Occorrente ( per tutti i suggerimenti riportati)
– acqua ossigenata 12 volumi
– sale
– limone
– ammoniaca
– aceto
– latte

In caso di succo di frutta, bisogna pulire subito la macchia con acqua fredda e sfregarla con sale e succo di limone. Poi, tamponare con un panno umido e lasciare asciugare continuando a tamponare.
Per le macchie di frutta se la stoffa è lavabile e non stinge si può utilizzare l’ammoniaca. Scioglierne ½ cucchiaino in 2 litri di acqua tiepida e tamponare la macchia. In alternativa, strofinare sulla macchia ½ limone e poi lavare in lavatrice.

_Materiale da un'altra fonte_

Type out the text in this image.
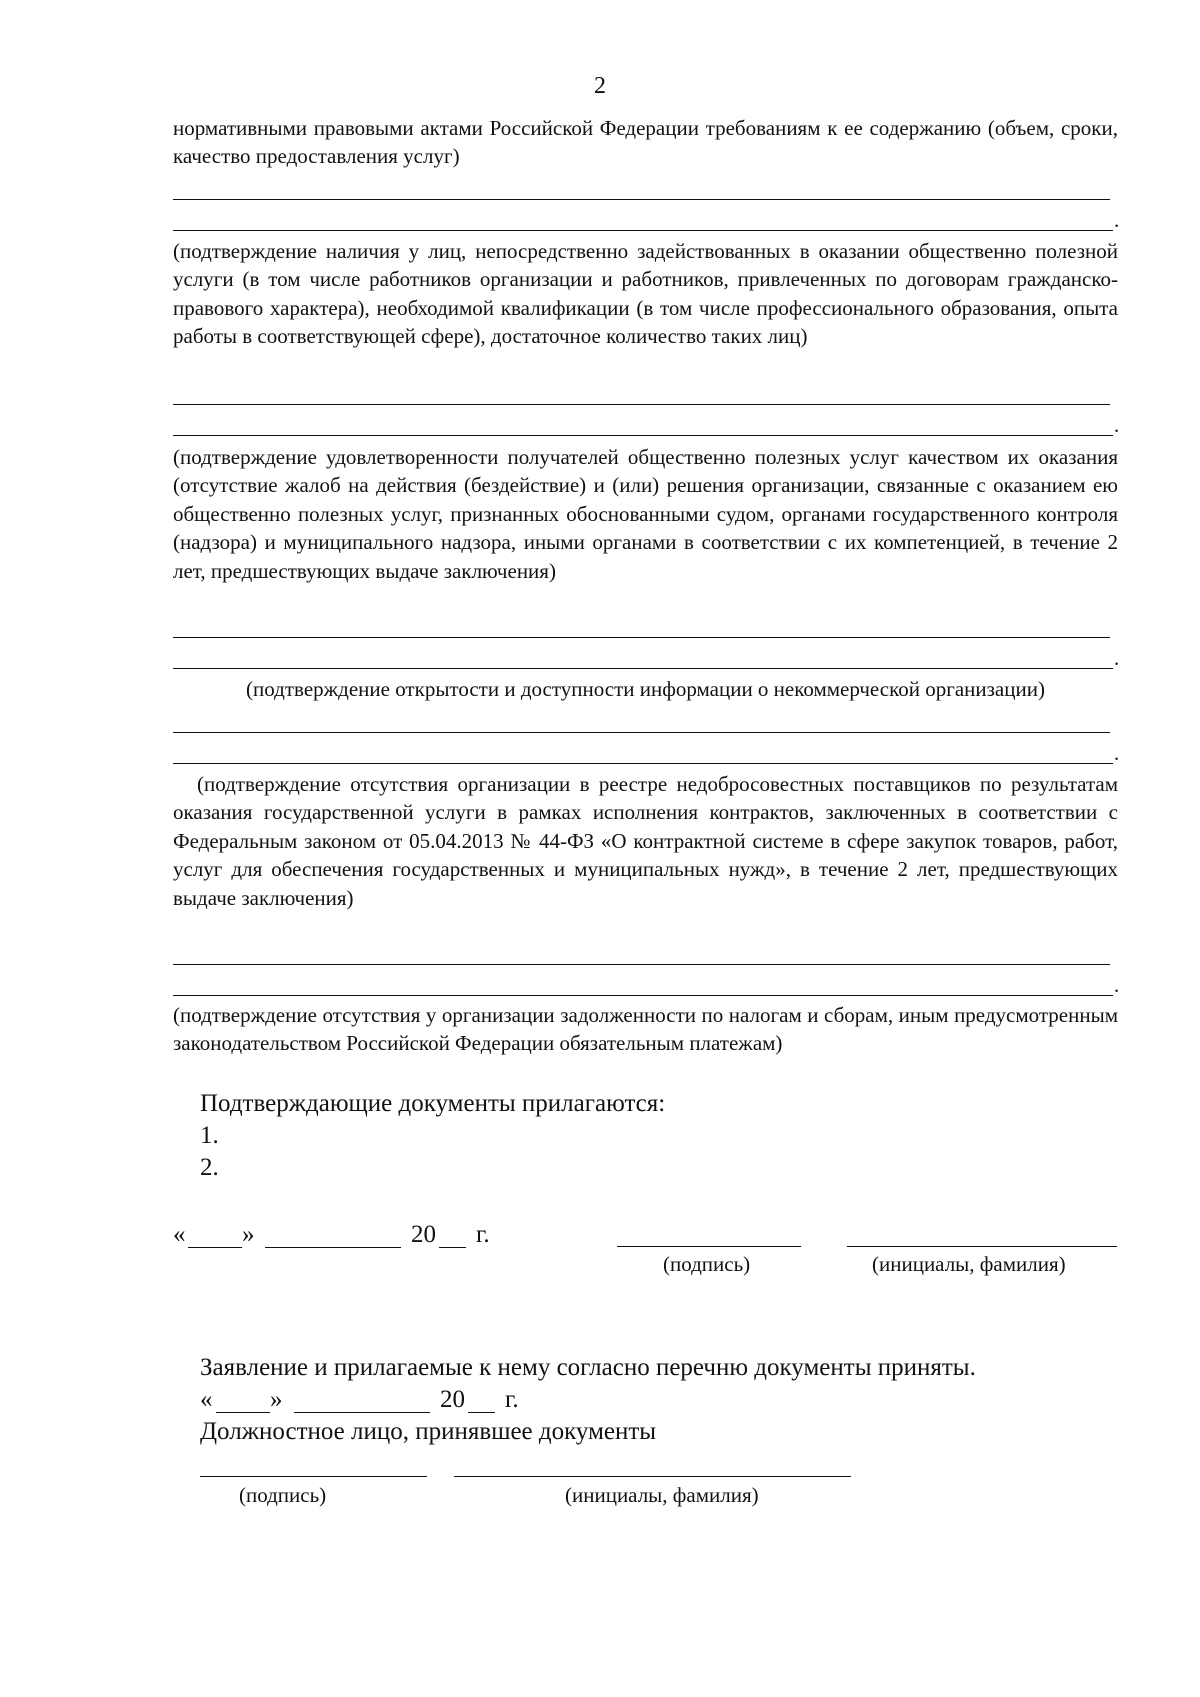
2
нормативными правовыми актами Российской Федерации требованиям к ее содержанию (объем, сроки, качество предоставления услуг)
.
(подтверждение наличия у лиц, непосредственно задействованных в оказании общественно полезной услуги (в том числе работников организации и работников, привлеченных по договорам гражданско-правового характера), необходимой квалификации (в том числе профессионального образования, опыта работы в соответствующей сфере), достаточное количество таких лиц)
.
(подтверждение удовлетворенности получателей общественно полезных услуг качеством их оказания (отсутствие жалоб на действия (бездействие) и (или) решения организации, связанные с оказанием ею общественно полезных услуг, признанных обоснованными судом, органами государственного контроля (надзора) и муниципального надзора, иными органами в соответствии с их компетенцией, в течение 2 лет, предшествующих выдаче заключения)
.
(подтверждение открытости и доступности информации о некоммерческой организации)
.
(подтверждение отсутствия организации в реестре недобросовестных поставщиков по результатам оказания государственной услуги в рамках исполнения контрактов, заключенных в соответствии с Федеральным законом от 05.04.2013 № 44-ФЗ «О контрактной системе в сфере закупок товаров, работ, услуг для обеспечения государственных и муниципальных нужд», в течение 2 лет, предшествующих выдаче заключения)
.
(подтверждение отсутствия у организации задолженности по налогам и сборам, иным предусмотренным законодательством Российской Федерации обязательным платежам)
Подтверждающие документы прилагаются:
1.
2.
« »	20 г.
(подпись)	(инициалы, фамилия)
Заявление и прилагаемые к нему согласно перечню документы приняты.
« »	20 г.
Должностное лицо, принявшее документы
(подпись)	(инициалы, фамилия)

In caso di ruggine, un ottimo rimedio è il succo di limone, che fa sparire le macchie. Per la lana, mettere sulla macchia del succo di limone. Poi, usare il ferro da stiro per dirigervi dei getti di vapore acqueo (non troppo ravvicinati) per alcuni minuti.
Macchie sui tessuti: come toglierle
Se si tratta invece di tessuti più resistenti, immergere direttamente la macchia in succo di limone bollente e lasciare in ammollo finché la macchia non è scomparsa.

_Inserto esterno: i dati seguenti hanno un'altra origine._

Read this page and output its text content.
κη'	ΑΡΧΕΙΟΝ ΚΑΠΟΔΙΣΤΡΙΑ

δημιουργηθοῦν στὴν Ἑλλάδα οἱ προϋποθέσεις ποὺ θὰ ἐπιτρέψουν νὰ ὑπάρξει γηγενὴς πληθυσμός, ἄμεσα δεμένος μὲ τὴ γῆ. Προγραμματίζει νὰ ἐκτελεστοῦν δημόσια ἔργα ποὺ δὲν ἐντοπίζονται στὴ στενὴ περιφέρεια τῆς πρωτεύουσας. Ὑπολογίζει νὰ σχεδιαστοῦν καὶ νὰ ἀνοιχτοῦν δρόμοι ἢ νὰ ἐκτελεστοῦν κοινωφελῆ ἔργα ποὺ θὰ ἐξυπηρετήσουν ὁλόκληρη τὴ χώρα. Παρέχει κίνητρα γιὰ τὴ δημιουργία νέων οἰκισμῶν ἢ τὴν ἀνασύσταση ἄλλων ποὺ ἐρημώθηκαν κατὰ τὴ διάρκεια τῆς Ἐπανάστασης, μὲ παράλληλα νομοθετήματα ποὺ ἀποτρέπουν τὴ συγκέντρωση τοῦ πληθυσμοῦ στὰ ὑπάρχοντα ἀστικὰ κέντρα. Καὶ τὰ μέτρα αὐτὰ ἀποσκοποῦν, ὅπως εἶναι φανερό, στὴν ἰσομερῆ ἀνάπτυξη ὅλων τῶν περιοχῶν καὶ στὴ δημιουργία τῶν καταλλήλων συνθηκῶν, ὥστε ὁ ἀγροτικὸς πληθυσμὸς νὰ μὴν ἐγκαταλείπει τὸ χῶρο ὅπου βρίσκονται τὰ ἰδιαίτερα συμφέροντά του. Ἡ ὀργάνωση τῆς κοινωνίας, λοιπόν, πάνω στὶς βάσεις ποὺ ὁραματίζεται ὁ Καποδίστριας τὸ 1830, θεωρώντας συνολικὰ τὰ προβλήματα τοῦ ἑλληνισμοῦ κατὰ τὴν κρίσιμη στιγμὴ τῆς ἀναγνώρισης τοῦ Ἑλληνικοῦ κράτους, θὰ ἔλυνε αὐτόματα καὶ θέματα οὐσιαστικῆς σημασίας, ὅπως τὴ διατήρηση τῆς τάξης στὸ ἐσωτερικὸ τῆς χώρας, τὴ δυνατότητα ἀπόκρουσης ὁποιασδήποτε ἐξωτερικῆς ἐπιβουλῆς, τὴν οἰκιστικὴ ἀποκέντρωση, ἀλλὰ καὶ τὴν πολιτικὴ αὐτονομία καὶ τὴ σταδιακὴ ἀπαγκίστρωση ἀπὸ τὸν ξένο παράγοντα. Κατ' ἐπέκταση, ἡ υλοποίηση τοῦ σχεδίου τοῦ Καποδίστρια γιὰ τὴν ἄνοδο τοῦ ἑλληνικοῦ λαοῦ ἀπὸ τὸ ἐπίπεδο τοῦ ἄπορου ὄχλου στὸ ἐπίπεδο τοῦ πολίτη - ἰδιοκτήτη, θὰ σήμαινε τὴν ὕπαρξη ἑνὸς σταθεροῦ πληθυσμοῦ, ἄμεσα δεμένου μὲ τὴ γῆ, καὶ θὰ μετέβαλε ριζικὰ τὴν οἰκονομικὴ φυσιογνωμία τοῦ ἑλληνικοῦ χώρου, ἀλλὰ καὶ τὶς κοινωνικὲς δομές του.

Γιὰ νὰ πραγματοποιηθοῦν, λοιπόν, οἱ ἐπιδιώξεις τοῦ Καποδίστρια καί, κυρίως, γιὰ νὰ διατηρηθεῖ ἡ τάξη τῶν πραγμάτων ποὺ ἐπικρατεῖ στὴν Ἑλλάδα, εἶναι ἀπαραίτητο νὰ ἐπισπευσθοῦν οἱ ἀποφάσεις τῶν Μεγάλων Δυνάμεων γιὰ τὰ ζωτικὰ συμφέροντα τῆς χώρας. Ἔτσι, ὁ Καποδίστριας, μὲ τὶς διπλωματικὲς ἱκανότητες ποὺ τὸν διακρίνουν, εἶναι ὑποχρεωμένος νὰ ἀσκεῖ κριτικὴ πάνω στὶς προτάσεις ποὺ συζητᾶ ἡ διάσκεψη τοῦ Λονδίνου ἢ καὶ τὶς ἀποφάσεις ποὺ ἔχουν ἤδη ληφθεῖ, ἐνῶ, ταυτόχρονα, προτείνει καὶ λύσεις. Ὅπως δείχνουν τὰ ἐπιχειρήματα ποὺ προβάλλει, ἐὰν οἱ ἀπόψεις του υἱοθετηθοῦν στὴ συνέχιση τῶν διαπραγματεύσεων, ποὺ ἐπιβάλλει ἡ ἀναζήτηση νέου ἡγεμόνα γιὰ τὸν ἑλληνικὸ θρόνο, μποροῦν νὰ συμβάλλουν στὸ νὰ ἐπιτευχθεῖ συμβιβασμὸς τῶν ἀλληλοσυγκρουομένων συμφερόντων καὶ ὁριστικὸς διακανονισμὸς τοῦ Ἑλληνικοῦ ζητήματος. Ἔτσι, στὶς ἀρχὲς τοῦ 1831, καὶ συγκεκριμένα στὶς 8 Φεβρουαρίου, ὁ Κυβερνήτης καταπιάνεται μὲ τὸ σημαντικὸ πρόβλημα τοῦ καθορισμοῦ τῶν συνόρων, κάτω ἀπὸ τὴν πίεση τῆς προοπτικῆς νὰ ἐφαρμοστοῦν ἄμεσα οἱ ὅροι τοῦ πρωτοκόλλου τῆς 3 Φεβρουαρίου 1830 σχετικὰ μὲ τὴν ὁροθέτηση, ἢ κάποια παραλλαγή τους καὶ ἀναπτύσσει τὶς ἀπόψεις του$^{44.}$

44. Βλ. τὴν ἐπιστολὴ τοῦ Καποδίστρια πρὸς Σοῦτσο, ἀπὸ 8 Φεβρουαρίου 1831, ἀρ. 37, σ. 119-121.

Profumo: per eliminarne le macchie su lana e cotone strofinarle con un batuffolo di cotone imbevuto di acqua con qualche goccia di acqua ossigenata a 12 volumi. Poi lavare il capo in acqua fredda, alla quale sarà aggiunto un po’ di aceto.

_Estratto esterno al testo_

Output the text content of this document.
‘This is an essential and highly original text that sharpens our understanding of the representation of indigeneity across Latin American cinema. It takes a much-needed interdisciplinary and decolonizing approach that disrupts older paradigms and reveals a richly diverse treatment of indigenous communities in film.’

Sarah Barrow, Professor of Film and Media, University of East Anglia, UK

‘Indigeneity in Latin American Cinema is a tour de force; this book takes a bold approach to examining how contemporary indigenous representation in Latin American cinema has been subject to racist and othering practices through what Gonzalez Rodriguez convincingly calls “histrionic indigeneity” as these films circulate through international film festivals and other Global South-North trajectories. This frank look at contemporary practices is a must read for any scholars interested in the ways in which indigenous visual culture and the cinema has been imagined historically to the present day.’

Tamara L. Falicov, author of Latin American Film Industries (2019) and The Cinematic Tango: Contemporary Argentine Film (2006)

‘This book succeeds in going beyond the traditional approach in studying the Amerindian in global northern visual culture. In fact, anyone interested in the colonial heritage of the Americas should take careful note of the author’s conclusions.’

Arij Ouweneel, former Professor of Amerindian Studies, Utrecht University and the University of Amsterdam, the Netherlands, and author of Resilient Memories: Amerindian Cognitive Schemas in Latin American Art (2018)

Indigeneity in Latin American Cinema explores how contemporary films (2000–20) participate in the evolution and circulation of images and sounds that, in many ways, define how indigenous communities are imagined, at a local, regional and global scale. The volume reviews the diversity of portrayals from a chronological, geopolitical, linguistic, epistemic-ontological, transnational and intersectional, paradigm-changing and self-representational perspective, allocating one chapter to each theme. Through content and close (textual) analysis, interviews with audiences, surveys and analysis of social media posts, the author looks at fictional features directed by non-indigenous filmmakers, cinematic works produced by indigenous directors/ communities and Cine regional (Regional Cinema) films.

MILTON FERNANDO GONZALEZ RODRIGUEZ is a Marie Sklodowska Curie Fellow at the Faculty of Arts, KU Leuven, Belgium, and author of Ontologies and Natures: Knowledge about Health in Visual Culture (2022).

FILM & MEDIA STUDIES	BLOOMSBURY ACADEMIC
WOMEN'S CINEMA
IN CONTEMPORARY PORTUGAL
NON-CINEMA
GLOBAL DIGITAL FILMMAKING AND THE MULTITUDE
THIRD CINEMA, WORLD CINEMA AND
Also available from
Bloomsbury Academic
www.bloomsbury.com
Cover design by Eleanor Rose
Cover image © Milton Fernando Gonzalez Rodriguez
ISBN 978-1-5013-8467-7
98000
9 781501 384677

E sull’unto? Prima di tutto, tamponare con acqua e cospargere con talco. Lasciare per il tempo necessario all’unto di essere assorbito e poi rimuovere il talco con una spazzola.

Anche per le macchie di inchiostro c’è rimedio. Un modo è strofinare le macchie con del latte e poi risciacquare. Oppure, usare del pomodoro. Un altro sistema è quello di spruzzare sulla macchia della lacca per capelli e poi tamponarla con carta assorbente affinché l’inchiostro sia assorbito dalla stessa.
Per i grembiulini dei bambini macchiati di biro, è molto efficace tamponare le macchie con dell’alcool prima di procedere al lavaggio in lavatrice.

Caffè, tè e cioccolato vanno subito tamponati con acqua fredda e poi passati con uno straccio imbevuto di aceto bianco.

Suggerimenti
Con il tempo la biancheria perde il suo “candore” e tende a “ingiallire”. In questo caso si può utilizzare questo rimedio: prendere alcuni gusci d’uovo e tritarli finemente, chiuderli bene in un sacchettino e metterli in acqua calda insieme ai tessuti. Quindi, lasciare in ammollo finché il giallo non sarà scomparso.

Per le magliette di cotone bianco, invece, si può utilizzare l’acqua ossigenata a 12 volumi: bisogna versarne un cucchiaio per ogni litro d’acqua e immergere le magliette. L’importante è che l’acqua sia fredda.

Nel caso in cui questi metodi non dovessero funzionare, è possibile ricorrere a prodotti specifici, da scegliere seguendo questa guida sugli smacchiatori di Luca Marini, per non danneggiare i tessuti.